Recognising distortions of perception: in myself...

This isn't exactly the test my psychologist used,
but it's similar. Figure from Abbas et al (2010)
"Pictogram use was validated for estimating
individual’s body mass index
", Journal of
Clinical Epidemiology 63
: 655–59
I selected the silhouette that I thought was my body shape, and was very surprised when the psychologist revealed the proportions that corresponded to it. The silhouette was of a far squatter body shape than I knew mine to be by the numbers.

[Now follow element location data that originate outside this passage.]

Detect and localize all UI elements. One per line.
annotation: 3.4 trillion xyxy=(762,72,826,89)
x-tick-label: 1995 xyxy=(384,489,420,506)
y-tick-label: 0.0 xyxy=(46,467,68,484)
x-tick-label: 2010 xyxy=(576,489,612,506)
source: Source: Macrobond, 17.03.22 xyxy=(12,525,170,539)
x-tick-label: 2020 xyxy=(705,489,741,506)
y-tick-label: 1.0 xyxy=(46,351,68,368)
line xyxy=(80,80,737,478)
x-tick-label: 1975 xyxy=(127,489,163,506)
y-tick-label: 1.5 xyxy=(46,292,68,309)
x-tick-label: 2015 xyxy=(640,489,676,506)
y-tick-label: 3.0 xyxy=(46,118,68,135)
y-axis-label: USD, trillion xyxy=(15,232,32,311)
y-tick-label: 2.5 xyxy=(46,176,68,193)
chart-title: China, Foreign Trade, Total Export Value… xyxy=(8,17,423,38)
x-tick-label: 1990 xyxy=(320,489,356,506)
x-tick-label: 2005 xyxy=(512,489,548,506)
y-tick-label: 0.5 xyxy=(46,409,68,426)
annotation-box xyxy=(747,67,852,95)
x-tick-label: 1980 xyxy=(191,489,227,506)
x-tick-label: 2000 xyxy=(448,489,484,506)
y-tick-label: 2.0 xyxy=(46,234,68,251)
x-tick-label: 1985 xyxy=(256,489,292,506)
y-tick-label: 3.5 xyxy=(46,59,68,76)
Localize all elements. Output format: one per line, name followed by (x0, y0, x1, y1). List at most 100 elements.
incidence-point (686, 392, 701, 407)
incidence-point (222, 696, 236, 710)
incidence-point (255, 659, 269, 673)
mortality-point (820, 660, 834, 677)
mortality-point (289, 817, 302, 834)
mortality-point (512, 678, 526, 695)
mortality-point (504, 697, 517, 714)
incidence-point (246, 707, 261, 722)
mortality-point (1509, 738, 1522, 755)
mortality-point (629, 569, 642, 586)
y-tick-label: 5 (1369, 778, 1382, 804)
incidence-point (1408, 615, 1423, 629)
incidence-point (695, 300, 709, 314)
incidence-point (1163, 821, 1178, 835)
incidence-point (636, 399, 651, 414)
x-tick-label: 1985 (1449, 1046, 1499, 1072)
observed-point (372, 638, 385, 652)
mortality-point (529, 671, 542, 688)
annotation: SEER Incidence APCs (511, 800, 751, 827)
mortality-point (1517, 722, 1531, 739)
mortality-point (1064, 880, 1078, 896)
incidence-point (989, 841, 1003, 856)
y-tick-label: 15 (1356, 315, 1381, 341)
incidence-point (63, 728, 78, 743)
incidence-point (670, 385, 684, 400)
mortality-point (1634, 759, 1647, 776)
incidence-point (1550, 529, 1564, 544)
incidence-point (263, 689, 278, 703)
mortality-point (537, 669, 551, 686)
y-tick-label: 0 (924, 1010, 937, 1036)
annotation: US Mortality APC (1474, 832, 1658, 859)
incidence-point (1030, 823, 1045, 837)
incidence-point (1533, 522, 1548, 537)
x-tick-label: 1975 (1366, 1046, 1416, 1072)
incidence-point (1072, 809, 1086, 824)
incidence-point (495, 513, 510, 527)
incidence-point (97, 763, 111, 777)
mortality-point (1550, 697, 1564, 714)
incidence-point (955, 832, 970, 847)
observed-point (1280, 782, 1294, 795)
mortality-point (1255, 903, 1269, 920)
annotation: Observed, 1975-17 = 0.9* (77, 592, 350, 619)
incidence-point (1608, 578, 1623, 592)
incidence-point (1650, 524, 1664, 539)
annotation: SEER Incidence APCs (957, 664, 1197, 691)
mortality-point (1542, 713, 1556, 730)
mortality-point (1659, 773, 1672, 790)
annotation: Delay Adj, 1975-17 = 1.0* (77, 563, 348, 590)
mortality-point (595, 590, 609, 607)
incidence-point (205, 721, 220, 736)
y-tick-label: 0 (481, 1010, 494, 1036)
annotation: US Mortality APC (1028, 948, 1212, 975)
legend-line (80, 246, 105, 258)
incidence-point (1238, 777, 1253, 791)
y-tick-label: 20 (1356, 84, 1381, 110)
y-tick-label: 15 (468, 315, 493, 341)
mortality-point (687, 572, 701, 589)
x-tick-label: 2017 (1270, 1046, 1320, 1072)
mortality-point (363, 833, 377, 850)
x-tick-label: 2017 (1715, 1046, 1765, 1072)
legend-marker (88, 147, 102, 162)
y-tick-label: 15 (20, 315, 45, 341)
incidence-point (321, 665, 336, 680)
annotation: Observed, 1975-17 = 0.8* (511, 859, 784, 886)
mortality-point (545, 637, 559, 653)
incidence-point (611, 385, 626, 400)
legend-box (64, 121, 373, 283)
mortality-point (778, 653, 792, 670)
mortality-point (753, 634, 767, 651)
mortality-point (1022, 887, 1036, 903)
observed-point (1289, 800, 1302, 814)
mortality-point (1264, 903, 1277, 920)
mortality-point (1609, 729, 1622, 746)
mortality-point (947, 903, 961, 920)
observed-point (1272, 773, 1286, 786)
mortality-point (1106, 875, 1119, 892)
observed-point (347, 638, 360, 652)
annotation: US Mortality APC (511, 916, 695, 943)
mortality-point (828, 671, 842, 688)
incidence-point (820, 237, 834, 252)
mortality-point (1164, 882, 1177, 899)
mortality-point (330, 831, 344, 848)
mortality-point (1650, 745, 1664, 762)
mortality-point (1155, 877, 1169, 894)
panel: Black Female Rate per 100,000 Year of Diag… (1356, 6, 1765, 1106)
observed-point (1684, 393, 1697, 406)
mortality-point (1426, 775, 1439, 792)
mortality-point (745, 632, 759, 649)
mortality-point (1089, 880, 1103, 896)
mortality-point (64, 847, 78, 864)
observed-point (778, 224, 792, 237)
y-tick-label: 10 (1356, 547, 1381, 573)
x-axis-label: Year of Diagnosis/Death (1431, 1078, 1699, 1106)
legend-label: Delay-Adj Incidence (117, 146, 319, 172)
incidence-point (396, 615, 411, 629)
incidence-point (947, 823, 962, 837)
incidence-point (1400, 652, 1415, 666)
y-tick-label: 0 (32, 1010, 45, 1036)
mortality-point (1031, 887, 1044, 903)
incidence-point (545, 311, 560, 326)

This made sense to me because of another phenomenon I was experiencing at the time: my body fitting through spaces that I didn't think it could. For example, when I couldn't open a car door fully because of other cars parked close by, I would be expecting a difficult squeeze to get through the partial opening but instead would step through easily. Or I would often pause at a doorway to let someone else step through it from the other direction because I "knew" we wouldn't both fit through at the same time — I got a few puzzled looks from that at work! It took maybe 18 months for this effect to subside: for my brain to re-align to how much space I was actually taking up in the world. (And even today, it still very occasionally crops up!)

Reality is on the left. I
sometimes see what's on the
right
Finally, my logical brain accepts that the huge variation in how I react to my body in photos and mirrors means that my perceptions are suspect. If I perceive exactly the same body as upsettingly, distressingly "too fat" in some photos and reflections, but not in others, then my perception has to be unreliable.


...and in others

Another thing that has helped me realise the unreality of my perceptions of my body has been the sad experience of listening to and reading other people's negative assessment of their bodies.

Taryn Brumfitt's amazing documentary Embrace (Watch it if you haven't seen it — I promise it's worth it. Here's the trailer) at one point presents people describing their normal, healthy-looking bodies as "disgusting"; it's a shocking and very sad juxtaposition.

Since becoming involved in fitness, I've had the unfortunate opportunity to hear similar things first-hand myself. Two such conversations have stuck with me because of the physiques of the people who held these opinions were physiques that I think most other people (including me) would be envious of: one like a fashion model and one like a lean endurance athlete.

I find it easy to recognise these distortions in other people's assessments of their bodies, which helps me remember that my image of my own is suspect.


What I do now

Reflexive, negative assessments of my own body still sometimes catch me by surprise. When they do, I consciously remind myself of the things I've shared in this article: remembering photos in which I don't think I look fat, or mentally replaying conversations that reveal others' distorted body images.

This doesn't always work for me, and certainly not immediately, but as one layer of defence, it helps.

If you're unhappy with your body shape, I suggest questioning your own assessment: how realistic is the image in your head?